Technically, the haemoglobin of the blood has to change
from that of the foetus to that of a self-respirating human being. The foetus does not breathe, but rather
depends on the oxygen obtained through its mother’s blood circulation, and the
textbooks say that the change happens in the second week of the seventh month,
precisely on the tenth day!
On the Day of Atonement, the 10th day of the 7th month,
the high priest, according to Mosaic Law, takes the blood of sacrificed lambs
into the Holy of Holies and presents it as an atonement for the sins of
Israel. Leviticus 17 says:
“For the life of the flesh is in the blood: and I have
given it to you upon the altar to make an atonement for your souls; for it is
the blood that maketh atonement for the soul.”
The blood acceptable – just as in the baby the blood is
made acceptable to sustaining life after birth!
The baby is not yet ready to be born, there is one more
development yet to occur which beautifully coincides with the fifteenth day of
the seventh month on which the Feast of Tabernacles is celebrated.

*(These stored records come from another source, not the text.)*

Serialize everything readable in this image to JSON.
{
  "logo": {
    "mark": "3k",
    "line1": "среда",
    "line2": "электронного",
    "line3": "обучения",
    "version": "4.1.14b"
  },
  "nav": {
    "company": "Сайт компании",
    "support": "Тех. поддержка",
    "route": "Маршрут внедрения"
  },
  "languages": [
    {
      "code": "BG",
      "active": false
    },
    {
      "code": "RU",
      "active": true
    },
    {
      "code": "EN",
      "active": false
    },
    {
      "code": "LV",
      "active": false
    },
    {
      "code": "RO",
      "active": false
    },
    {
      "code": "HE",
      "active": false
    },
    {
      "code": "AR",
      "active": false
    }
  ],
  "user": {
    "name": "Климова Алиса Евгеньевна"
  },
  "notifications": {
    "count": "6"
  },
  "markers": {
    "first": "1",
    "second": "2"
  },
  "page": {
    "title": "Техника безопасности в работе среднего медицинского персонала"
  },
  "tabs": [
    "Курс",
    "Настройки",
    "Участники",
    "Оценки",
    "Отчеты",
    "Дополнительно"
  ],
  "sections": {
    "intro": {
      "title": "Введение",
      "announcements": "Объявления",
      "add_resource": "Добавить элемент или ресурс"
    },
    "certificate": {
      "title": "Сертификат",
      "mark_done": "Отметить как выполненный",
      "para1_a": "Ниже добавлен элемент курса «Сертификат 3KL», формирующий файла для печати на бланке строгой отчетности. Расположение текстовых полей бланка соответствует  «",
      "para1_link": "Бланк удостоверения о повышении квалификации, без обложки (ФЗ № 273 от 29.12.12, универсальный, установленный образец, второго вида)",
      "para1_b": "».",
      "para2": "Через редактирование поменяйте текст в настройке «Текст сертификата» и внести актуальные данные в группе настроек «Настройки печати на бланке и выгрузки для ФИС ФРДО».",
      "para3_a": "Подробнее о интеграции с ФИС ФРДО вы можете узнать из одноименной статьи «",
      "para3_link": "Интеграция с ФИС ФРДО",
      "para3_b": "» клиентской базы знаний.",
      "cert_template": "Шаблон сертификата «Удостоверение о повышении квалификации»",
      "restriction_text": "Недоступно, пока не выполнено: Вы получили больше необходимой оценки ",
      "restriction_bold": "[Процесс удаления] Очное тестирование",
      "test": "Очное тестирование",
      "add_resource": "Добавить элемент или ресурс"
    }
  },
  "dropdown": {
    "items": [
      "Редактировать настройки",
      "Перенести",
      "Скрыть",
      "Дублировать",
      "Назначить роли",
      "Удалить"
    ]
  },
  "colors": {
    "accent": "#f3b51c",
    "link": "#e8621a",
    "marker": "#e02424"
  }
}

Dr. Mathison said, "That’s when the lungs are
developed, and as long as they can get their little lungs going, they can
survive if they are born early. If they are born before the lungs can
breathe air, they will struggle to live. The tabernacle is the house of
the Spirit, just as the lungs are the tabernacle of the breath. God blew
air into Adam’s lungs to make him a living soul, and Jesus breathed the Holy
Spirit upon His disciples so that they may be born again!
This is the miracle of life and true proof that we are
not some random evolutional soup. We have a Creator, a Father, who made us in
His own image, with love and kindness. If evolution were true the birth of
Jesus could never occur. Our bodies are so intricate that there has to be
divine design.
Prayer: Father God You do all things well! Thank You for
the care Jesus took in making all things. Let us be good stewards of Your
creation and especially of our own selves because we are fearfully and
wonderfully made. In Jesus' name. Amen.